The salient characteristic of the tacit knowledge approach is the basic belief that knowledge is essentially personal in nature and is therefore difficult to extract from the heads of individuals. – Ron Sanchez, “Tacit Knowledge” versus “Explicit Knowledge” – approaches to Knowledge Management Practice, p.3
This is why savvy businesses move people (“knowledge carriers”) around rather than retrain staff because not all knowledge is transferrable. That doesn’t mean that tacit knowledge isn’t transferrable:
The process of transforming tacit knowledge into explicit or specifiable knowledge is known as codification, articulation, or specification. The tacit aspects of knowledge are those that cannot be codified, but can only be transmitted via training or gained through personal experience. – Wikipedia (italics mine)
I repeat: some things have to be experienced, which is why I wrote this last poem:
DO NOTE READ THIS POEM
You mustn't read this.
Turn the page, please.
You don't want to see
the home truth here.
Because when you peer
in this darkness
you'll discover a
side to yourself
you didn't want to.
Just like right now.
I do hope you think
it was worth it.
13 July 1997
This is my version of Genesis 2:16,17. I think we as writers should be more aware of the limitations of our craft. We encode and readers decode but this isn’t maths and there’s always something lost in the translation. We may get to see the words naked on the page but we never get to see them with anyone’s eyes other than our own. I cannot put into words how I feel about Christina Ricci. I think I know how I feel but I’ve never tried to articulate it. Why would I want to? They’re my feelings. When I say, “I think Christina Ricci,” is sexy I am sure there will be people out there nodding and thinking, I know exactly what he means (there will be others going, Eh?), but how do they know what I mean by ‘sexy’? That knowledge will go to the grave with me. Unless my wife gets it out of me first.

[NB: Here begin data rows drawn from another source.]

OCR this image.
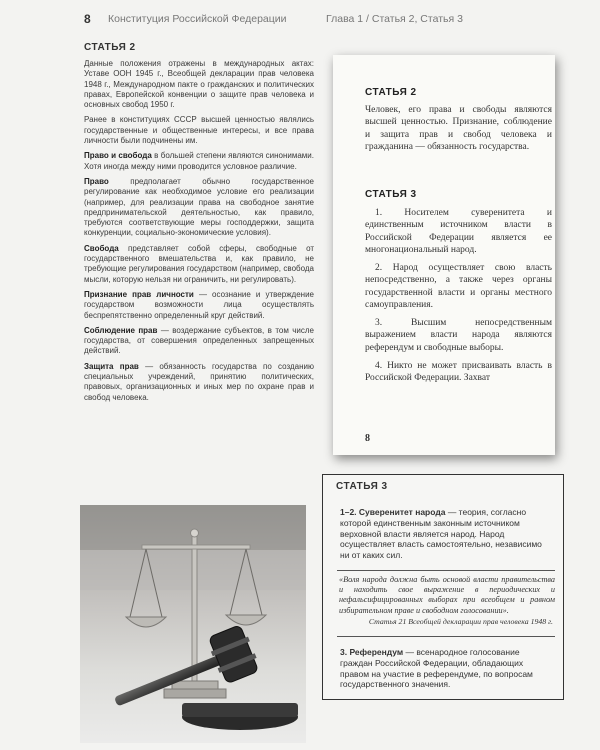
8 Конституция Российской Федерации	Глава 1 / Статья 2, Статья 3
СТАТЬЯ 2

Данные положения отражены в международных актах: Уставе ООН 1945 г., Всеобщей декларации прав человека 1948 г., Международном пакте о гражданских и политических правах, Европейской конвенции о защите прав человека и основных свобод 1950 г.

Ранее в конституциях СССР высшей ценностью являлись государственные и общественные интересы, и все права личности были подчинены им.

Право и свобода в большей степени являются синонимами. Хотя иногда между ними проводится условное различие.

Право предполагает обычно государственное регулирование как необходимое условие его реализации (например, для реализации права на свободное занятие предпринимательской деятельностью, как правило, требуются соответствующие меры господдержки, защита конкуренции, социально-экономические условия).

Свобода представляет собой сферы, свободные от государственного вмешательства и, как правило, не требующие регулирования государством (например, свобода мысли, которую нельзя ни ограничить, ни регулировать).

Признание прав личности — осознание и утверждение государством возможности лица осуществлять беспрепятственно определенный круг действий.

Соблюдение прав — воздержание субъектов, в том числе государства, от совершения определенных запрещенных действий.

Защита прав — обязанность государства по созданию специальных учреждений, принятию политических, правовых, организационных и иных мер по охране прав и свобод человека.

СТАТЬЯ 2

Человек, его права и свободы являются высшей ценностью. Признание, соблюдение и защита прав и свобод человека и гражданина — обязанность государства.

СТАТЬЯ 3

1. Носителем суверенитета и единственным источником власти в Российской Федерации является ее многонациональный народ.

2. Народ осуществляет свою власть непосредственно, а также через органы государственной власти и органы местного самоуправления.

3. Высшим непосредственным выражением власти народа являются референдум и свободные выборы.

4. Никто не может присваивать власть в Российской Федерации. Захват

8
СТАТЬЯ 3

1–2. Суверенитет народа — теория, согласно которой единственным законным источником верховной власти является народ. Народ осуществляет власть самостоятельно, независимо ни от каких сил.

«Воля народа должна быть основой власти правительства и находить свое выражение в периодических и нефальсифицированных выборах при всеобщем и равном избирательном праве и свободном голосовании».

Статья 21 Всеобщей декларации прав человека 1948 г.

3. Референдум — всенародное голосование граждан Российской Федерации, обладающих правом на участие в референдуме, по вопросам государственного значения.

Is the purpose of writing to pass on knowledge? It can be a purpose. Maths textbooks pass on knowledge. Atlases pass on knowledge. And telephone directories. But the remit of fictional writing (both poetry and prose) should be to make people think and feel not to teach; education is a by-product. Someone told me that 2+2=4 (most likely Miss Kettle) and someone probably told that someone but once upon a time someone worked out that all for themselves and in theory all of us are capable of working out that 2+2=4 on our own. Would I care more about knowing that 2+2=4 if I’d worked it out for myself without any assistance? Yes, probably. Just as I feel a certain possessiveness towards poems that I’ve read in the past that I’ve made my own.
Good teachers don’t just tell. They will explain what numbers are, what the concept of addition is and then they will allow you to (literally and metaphorically) add two and two together for yourself. And sometimes their pupils will get five. And that’s not as wrong as it seems.